Calm returned to the stock market Monday after a spasm of fearful selling last week. Major indexes fell modestly, bringing the Standard & Poor's 500 index 10 percent below its recent peak in April, something traders call a market correction.
The Dow Jones industrial average opened at its lowest level since December after a 275-point sell-off on Friday ignited by grim economic signals, especially a dismal report on the U.S. labor market.
Randy Frederick, managing director of active trading and derivatives at the brokerage Charles Schwab, expects trading to remain slow and steady unless traders are moved by positive news, like a surprisingly strong economic report, or fresh fears about Europe's financial stability.
"When the market goes sideways like this, volume tends to trickle off," Frederick said. "You've got to find a catalyst for people to enter the market, and frankly, I just don't see one right now."
In Europe, bond investors appeared less concerned about the finances of some financially troubled countries. Bond yields fell for Italy and Spain, meaning that they appear less likely to default. Lower bond yields mean decreased borrowing costs for those debt-strapped nations.
The Standard & Poor's 500 index fell nine points to 1,268 as of 12:15 p.m. EDT. The index has fallen 10.6 percent since its recent peak of 1,419, reached on April 2. Since then, traders have grown increasingly nervous about Europe.
Spain's banks are in shambles, and Cyprus appears close to joining the club of bailed-out countries that already includes Greece, Portugal and Ireland.
Voters in Greek elections this month might choose leaders who intend to reject Europe's bailout money and harsh spending cuts. That could lead to Greece's expulsion from the euro, potentially rattling financial markets.
The Dow fell 58 points to 12,060. The Nasdaq composite index fell 16 to 2,731.
European stocks closed mixed. Asian shares had fallen sharply, extending Friday's selling.
The price of the 10-year U.S. Treasury note fell, lifting its yield to 1.50 percent. The yield hit a record low of 1.44 percent on Friday as fears of a global slowdown increased demand for safe investments.

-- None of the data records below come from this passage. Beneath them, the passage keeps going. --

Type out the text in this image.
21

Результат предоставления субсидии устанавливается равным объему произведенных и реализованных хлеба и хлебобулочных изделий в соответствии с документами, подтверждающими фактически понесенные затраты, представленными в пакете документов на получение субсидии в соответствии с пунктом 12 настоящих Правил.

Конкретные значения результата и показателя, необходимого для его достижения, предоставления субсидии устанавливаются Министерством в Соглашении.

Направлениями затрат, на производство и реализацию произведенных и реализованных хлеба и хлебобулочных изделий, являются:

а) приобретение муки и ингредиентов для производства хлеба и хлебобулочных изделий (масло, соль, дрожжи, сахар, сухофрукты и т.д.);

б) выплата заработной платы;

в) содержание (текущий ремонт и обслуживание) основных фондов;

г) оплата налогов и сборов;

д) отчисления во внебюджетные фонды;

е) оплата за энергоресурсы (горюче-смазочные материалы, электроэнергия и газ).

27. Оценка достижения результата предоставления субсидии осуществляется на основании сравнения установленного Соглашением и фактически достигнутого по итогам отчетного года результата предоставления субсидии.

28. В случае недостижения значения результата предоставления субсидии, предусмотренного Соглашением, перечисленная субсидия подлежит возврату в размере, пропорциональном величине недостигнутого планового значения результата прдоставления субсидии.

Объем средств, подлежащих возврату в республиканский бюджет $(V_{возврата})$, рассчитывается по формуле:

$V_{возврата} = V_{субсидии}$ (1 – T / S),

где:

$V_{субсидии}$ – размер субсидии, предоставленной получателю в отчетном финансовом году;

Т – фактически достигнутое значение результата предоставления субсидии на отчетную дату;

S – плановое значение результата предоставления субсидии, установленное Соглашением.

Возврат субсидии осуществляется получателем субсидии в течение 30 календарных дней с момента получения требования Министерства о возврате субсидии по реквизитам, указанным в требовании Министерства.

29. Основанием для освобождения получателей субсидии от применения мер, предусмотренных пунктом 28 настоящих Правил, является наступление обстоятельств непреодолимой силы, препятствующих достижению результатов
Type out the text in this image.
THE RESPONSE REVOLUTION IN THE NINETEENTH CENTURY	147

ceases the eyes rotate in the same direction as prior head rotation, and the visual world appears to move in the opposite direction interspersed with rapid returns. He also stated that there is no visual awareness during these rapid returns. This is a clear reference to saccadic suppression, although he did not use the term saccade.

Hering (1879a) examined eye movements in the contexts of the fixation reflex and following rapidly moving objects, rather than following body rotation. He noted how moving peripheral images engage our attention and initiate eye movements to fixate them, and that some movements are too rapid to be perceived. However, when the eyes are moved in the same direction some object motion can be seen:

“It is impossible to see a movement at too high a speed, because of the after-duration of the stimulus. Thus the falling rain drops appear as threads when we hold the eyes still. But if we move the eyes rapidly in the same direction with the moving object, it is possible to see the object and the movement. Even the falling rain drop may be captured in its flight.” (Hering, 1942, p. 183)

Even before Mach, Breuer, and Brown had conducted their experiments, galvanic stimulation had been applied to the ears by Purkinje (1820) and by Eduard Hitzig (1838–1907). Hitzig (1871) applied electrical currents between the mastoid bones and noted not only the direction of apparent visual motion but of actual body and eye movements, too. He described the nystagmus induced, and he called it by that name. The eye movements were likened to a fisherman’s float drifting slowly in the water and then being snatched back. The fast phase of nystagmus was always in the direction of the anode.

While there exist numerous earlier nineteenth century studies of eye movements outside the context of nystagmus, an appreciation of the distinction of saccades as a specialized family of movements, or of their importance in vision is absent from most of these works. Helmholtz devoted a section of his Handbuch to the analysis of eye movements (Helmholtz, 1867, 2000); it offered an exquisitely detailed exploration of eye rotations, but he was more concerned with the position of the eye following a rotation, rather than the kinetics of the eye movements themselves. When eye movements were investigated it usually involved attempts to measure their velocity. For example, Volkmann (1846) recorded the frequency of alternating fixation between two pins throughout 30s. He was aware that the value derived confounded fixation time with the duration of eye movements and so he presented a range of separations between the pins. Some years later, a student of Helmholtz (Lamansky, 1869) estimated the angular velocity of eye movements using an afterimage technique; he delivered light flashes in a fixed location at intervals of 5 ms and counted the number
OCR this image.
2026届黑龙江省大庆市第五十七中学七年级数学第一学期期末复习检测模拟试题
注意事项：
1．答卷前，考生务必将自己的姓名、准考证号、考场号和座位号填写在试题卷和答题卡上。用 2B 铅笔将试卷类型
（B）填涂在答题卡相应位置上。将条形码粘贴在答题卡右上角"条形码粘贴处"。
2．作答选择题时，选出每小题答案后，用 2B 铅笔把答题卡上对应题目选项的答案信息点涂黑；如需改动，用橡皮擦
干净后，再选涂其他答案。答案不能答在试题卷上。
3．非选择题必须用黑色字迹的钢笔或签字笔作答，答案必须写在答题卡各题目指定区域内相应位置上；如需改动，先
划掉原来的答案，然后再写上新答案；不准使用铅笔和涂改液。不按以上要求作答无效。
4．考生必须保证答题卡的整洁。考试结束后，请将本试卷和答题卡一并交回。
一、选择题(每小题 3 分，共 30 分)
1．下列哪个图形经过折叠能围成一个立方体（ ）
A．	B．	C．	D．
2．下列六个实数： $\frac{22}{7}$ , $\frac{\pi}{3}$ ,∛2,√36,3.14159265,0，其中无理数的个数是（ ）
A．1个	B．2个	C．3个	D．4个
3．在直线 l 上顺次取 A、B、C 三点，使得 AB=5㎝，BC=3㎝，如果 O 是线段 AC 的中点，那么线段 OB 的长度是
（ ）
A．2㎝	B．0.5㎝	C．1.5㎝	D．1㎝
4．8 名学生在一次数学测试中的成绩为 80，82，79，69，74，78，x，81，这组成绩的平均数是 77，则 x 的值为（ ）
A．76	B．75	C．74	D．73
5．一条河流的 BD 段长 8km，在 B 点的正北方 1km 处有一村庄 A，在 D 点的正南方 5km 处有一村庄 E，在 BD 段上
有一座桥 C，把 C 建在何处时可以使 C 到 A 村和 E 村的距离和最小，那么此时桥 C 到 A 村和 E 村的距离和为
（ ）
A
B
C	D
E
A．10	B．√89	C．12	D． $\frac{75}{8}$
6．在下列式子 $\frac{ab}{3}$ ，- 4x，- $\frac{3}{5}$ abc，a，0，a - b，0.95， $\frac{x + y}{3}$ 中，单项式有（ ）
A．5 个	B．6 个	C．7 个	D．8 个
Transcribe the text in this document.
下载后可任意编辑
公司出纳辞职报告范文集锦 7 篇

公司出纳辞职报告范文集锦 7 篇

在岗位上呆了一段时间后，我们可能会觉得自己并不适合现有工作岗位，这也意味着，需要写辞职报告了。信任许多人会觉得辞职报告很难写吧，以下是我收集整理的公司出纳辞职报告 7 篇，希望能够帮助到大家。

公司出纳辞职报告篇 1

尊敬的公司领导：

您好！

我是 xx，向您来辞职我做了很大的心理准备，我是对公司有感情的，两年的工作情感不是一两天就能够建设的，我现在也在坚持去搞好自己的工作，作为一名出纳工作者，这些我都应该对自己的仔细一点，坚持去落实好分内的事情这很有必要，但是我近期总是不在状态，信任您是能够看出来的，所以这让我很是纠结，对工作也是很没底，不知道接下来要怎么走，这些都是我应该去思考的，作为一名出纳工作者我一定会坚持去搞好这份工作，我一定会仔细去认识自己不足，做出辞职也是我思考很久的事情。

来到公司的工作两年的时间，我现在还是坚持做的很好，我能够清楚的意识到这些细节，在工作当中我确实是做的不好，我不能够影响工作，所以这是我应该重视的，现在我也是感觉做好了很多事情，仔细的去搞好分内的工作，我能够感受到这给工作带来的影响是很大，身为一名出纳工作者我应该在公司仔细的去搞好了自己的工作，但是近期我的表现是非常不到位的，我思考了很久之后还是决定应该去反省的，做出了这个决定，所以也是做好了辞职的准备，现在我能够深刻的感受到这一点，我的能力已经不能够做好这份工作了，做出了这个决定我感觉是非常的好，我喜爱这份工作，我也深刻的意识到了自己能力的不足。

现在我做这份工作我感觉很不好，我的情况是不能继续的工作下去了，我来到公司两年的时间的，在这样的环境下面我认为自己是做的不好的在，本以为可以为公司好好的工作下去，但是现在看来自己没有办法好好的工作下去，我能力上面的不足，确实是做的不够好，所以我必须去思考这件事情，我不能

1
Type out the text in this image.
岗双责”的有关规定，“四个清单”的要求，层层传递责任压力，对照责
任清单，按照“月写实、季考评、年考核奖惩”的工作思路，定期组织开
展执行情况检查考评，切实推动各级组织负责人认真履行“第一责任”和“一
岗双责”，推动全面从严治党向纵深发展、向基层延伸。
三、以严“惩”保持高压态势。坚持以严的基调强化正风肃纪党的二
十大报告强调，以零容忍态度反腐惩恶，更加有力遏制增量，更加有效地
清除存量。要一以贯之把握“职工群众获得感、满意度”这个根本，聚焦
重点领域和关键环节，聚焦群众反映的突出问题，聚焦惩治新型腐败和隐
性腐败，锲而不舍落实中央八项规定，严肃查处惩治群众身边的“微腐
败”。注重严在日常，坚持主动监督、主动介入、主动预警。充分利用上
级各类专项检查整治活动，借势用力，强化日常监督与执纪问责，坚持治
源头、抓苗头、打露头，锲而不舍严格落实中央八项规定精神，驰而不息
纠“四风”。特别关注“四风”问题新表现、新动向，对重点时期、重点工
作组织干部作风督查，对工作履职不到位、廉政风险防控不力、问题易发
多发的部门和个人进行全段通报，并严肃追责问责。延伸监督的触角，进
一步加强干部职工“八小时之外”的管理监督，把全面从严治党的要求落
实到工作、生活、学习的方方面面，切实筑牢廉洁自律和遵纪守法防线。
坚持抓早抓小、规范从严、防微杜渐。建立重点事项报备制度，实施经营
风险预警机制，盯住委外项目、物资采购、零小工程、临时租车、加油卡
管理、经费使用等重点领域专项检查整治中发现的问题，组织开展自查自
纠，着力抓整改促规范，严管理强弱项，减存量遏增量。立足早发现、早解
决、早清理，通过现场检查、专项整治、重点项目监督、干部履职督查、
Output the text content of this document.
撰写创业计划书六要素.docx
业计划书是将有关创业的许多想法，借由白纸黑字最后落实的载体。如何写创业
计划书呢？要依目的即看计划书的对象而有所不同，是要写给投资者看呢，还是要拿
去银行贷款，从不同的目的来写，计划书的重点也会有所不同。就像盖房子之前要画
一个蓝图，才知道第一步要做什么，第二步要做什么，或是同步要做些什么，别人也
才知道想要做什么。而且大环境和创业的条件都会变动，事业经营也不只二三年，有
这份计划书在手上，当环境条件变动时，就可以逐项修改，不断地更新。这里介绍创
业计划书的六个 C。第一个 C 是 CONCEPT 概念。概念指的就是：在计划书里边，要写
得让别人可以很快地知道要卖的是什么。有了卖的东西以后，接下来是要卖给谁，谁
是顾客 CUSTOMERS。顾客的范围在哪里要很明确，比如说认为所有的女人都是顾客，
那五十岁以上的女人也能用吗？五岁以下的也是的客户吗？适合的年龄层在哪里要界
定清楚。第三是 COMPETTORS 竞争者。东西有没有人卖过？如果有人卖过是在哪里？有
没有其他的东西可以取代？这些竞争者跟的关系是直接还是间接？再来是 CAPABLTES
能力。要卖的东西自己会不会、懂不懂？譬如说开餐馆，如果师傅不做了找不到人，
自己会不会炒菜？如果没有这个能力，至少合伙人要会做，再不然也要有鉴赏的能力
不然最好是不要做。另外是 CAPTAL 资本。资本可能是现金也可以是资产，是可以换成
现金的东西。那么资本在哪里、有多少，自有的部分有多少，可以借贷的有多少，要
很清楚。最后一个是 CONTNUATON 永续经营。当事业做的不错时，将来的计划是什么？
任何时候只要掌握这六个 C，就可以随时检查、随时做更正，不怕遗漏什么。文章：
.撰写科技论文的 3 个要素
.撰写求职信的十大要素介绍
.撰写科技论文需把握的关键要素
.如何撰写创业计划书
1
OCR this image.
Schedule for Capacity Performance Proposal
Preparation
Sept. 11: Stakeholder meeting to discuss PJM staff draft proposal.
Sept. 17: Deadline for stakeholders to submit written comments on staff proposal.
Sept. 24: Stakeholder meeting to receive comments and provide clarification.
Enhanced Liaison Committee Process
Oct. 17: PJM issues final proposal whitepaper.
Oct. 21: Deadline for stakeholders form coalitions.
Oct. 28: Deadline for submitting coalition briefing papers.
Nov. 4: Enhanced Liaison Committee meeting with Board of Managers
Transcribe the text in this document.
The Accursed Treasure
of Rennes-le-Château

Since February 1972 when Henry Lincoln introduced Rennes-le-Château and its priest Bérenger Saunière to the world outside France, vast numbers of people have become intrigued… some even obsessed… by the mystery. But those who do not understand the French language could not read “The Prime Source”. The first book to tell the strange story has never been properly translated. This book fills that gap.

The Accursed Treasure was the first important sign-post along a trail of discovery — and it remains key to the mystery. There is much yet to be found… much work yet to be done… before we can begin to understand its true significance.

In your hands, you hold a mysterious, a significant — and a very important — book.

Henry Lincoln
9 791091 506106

Falling bond yields for Spain and Italy added to signs of growing confidence that Europe can avoid a messy breakup. The euro rose a penny against the dollar, to $1.25. It fell last week to a nearly two-year low against but rose after the May jobs report renewed concerns about the U.S. economy.
Among U.S. stocks making big moves, Chesapeake Energy rose 4 percent after the company said it would replace four board members. The second-biggest U.S. natural gas company is under pressure from activist shareholder Carl Icahn, who owns a 7.6 percent stake in Chesapeake.
Homebuilder Lennar fell 4 percent, following an 8 percent drop Friday. The stock has dropped 12 percent in two days after surging 38 percent in the first three months of the year.
Earlier Monday, Asian markets appeared rattled by Friday's U.S. jobs report and signs of slower growth in China. The Shanghai Composite Index fell 2.7 percent, its biggest slide of 2012.